Did T.S. Eliot, writing under his assumed name "Old Possum," imbue his seemingly nonsensical poems with philosophical, psychological and sociological meanings? Originally written as private messages to his godchildren and not intended for publication, the "Book of Practical Cats" (which left out poems about Grizabella) did appear in print in 1939, and some 40 years later became the text of the ever-popular Andrew Lloyd Weber musical.
For some, the thin plot and presentation of individual musings by a cast of men and women impersonating felines just isn't all that interesting. And it seems to me Buddy Reeder took that into consideration in the choices he has made for staging this current production at Beef & Boards.
I felt a strong sense of inter-relationships evolving as these slice of life stories went beyond actors simply preening as humans interpreting what it's like to be a cat. I was motivated to think about what seeming nonsense can awaken in us beyond kicking back and enjoying the moment, going home haunted by the melody of "Memory." After all, Eliot is the person who doted on Dante and gave us The Waste Land. Might a tinge of that consideration not be inherent in CATS?

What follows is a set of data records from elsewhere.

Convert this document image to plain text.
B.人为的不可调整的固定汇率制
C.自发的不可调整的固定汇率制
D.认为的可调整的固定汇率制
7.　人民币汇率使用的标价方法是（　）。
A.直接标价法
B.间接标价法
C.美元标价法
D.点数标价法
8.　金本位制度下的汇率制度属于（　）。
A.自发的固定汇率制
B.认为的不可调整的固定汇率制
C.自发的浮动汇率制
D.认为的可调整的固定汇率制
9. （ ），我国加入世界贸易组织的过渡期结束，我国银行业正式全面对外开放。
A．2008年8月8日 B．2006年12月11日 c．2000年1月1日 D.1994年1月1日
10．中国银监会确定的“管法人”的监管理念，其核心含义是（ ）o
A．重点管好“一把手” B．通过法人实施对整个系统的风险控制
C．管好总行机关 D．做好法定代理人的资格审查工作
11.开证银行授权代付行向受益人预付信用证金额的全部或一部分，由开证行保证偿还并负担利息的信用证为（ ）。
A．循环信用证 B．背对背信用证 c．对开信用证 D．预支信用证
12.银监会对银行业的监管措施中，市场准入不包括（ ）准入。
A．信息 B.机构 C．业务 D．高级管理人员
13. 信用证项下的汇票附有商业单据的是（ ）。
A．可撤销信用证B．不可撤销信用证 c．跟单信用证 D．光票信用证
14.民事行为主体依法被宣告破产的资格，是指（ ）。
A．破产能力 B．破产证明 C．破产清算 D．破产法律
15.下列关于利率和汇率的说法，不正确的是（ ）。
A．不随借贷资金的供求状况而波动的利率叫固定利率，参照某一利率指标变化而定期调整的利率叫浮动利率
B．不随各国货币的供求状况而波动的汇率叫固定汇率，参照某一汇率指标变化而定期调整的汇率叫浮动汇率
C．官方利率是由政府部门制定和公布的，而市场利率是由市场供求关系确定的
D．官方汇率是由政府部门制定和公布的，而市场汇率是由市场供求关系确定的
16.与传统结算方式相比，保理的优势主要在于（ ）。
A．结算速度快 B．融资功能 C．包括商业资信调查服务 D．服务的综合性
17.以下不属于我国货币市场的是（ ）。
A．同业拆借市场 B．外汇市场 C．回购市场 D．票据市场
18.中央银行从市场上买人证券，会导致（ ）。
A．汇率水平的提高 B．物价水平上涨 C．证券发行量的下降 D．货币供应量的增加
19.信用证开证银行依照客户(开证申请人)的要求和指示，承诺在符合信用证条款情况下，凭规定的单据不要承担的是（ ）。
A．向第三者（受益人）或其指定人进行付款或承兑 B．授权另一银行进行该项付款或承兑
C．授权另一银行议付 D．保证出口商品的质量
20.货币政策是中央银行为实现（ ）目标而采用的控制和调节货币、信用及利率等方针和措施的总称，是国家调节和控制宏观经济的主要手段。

In this production twenty-two splendid actors imbue their specific character with their personal deep-down name-meaning, which is at the heart of the poems and the musical. We get a chance to be on their wavelengths for why they are moving, miming, manipulating space in that particular way. Reeder's direction gives focus to each musical number as a mini-drama, supported by superb playing by the orchestra.
Every character is protecting physical turf and selfhood. With cats as with humans, someone's in and someone's out, someone fights to get and stay in, and someone fights to keep someone out. It takes authoritative leadership to mitigate chaos and maintain order. We see that play out as confrontation gives way to forgiveness, healing and return/redemption. Jagged aspects of memory are softened.
The superb singing, movement and miming, derring-do choreography, alluring costumes and makeup, pleasing set design and lighting, and fine sound design add to the overall delight of this interpretation of a work that's fun-filled. And the experience could even be profound if you're willing to invest some time in thinking about why the ultimate choice of Grizabella as the Jellicle Cat brings us to our feet in an affirmation of happiness.